Parameter / config key	Required	Range	Default	Notes
`--config <path>`	Optional	TOML file path	None	Loads defaults from config.
`--host <ip>`	Optional	Bind address	`0.0.0.0`	Overrides config.
`--port <port>`	Optional	TCP port `0` to `65535`	`14200`	Overrides config.
`--api-key <key>`	Optional	String	Empty	Empty means no Bearer auth.
`--models-dir <path>`	Optional	Filesystem path	Desktop app models directory, when inferable	Overrides config.
`--ip-whitelist <rules>`	Optional	Comma-separated rules	`localhost`	Supports `localhost`, exact IPs, CIDR, ``, and IPv4 wildcards like `192.168.`.
`--max-streaming <n>`	Optional	Non-negative integer	`2`	Maximum concurrent streaming connections.
`--max-concurrent <n>`	Optional	Non-negative integer	`2`	Maximum concurrent batch jobs.
`--max-queue-size <n>`	Optional	Non-negative integer	`100`	`0` means the queue is effectively unlimited.
`--max-upload-size-mb <n>`	Optional	Non-negative integer	`50`	`0` disables the upload size limit.
`--job-ttl-minutes <n>`	Optional	Non-negative integer	`60`	`0` disables completed/failed job cleanup.
`--gpu-acceleration <provider>`	Optional	`auto`, `cpu`, `cuda`, `coreml`, `directml`	`auto`	HTTP API requests do not accept a per-request GPU override.

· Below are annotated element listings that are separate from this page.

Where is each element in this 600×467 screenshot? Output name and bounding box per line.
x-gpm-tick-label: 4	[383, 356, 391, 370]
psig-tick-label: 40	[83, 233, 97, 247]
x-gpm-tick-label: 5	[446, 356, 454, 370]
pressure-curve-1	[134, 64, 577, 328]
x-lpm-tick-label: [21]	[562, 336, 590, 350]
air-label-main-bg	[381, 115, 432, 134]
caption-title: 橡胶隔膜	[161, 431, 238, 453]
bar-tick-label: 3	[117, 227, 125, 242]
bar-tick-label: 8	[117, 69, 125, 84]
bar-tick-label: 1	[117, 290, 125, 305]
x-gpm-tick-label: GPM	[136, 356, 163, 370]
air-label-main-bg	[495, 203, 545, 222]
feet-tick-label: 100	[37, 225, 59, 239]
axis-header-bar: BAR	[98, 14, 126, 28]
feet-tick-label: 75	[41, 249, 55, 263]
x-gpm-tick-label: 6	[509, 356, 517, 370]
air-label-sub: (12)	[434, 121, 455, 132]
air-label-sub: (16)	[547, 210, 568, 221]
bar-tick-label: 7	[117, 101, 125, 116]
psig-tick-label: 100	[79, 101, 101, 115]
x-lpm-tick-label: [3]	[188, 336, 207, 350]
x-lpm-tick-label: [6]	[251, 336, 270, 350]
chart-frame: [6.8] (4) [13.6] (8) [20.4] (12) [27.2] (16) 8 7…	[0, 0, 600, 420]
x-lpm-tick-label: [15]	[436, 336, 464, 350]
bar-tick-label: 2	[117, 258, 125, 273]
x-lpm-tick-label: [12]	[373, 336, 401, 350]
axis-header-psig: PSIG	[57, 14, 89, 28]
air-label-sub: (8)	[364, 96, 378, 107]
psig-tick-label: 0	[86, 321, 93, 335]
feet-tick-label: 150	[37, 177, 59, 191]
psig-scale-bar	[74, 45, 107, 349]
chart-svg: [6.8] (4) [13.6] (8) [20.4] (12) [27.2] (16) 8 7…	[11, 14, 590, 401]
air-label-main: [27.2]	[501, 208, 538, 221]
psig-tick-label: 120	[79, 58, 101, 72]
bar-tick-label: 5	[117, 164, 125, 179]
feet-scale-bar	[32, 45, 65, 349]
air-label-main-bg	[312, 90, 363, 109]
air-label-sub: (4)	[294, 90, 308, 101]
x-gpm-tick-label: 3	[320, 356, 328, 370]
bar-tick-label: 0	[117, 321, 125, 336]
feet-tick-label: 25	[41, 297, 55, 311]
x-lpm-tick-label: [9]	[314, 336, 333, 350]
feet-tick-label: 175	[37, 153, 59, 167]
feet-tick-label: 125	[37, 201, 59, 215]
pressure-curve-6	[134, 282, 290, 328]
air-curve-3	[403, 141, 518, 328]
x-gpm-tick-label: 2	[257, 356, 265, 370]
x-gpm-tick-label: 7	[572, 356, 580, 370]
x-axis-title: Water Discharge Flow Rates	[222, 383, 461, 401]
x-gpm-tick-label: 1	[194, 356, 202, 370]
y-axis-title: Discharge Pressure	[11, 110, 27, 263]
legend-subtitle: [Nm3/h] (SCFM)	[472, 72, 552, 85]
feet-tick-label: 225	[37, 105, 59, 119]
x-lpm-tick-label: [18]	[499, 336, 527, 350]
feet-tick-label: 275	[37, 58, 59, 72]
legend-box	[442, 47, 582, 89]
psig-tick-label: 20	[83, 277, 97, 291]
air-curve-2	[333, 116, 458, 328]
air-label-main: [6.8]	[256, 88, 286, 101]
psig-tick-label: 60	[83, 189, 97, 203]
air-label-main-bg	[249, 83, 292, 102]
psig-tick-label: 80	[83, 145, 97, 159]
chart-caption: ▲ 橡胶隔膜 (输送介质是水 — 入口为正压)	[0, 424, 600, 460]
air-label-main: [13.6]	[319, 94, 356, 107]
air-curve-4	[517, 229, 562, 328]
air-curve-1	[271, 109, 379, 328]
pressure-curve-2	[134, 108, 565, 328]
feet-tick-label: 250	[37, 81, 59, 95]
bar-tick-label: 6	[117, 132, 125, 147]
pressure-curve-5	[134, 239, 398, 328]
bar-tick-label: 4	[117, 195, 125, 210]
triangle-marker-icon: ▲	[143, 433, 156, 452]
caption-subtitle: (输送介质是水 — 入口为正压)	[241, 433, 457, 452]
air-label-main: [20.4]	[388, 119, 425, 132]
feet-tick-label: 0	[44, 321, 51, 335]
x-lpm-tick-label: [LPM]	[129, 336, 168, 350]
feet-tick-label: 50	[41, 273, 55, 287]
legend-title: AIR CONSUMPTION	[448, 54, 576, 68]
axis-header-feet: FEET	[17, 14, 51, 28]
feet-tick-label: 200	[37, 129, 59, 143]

`--vad-model-id <id>`	Optional	Preset model id	`silero-vad`	Default VAD companion for API server jobs.
`--punctuation-model-id <id>`	Optional	Preset model id	`sherpa-onnx-punct-ct-transformer-zh-en-vocab272727-2024-04-12-int8`	Default punctuation companion for API server jobs.

Run sona <command> --help for the full clap-generated help text.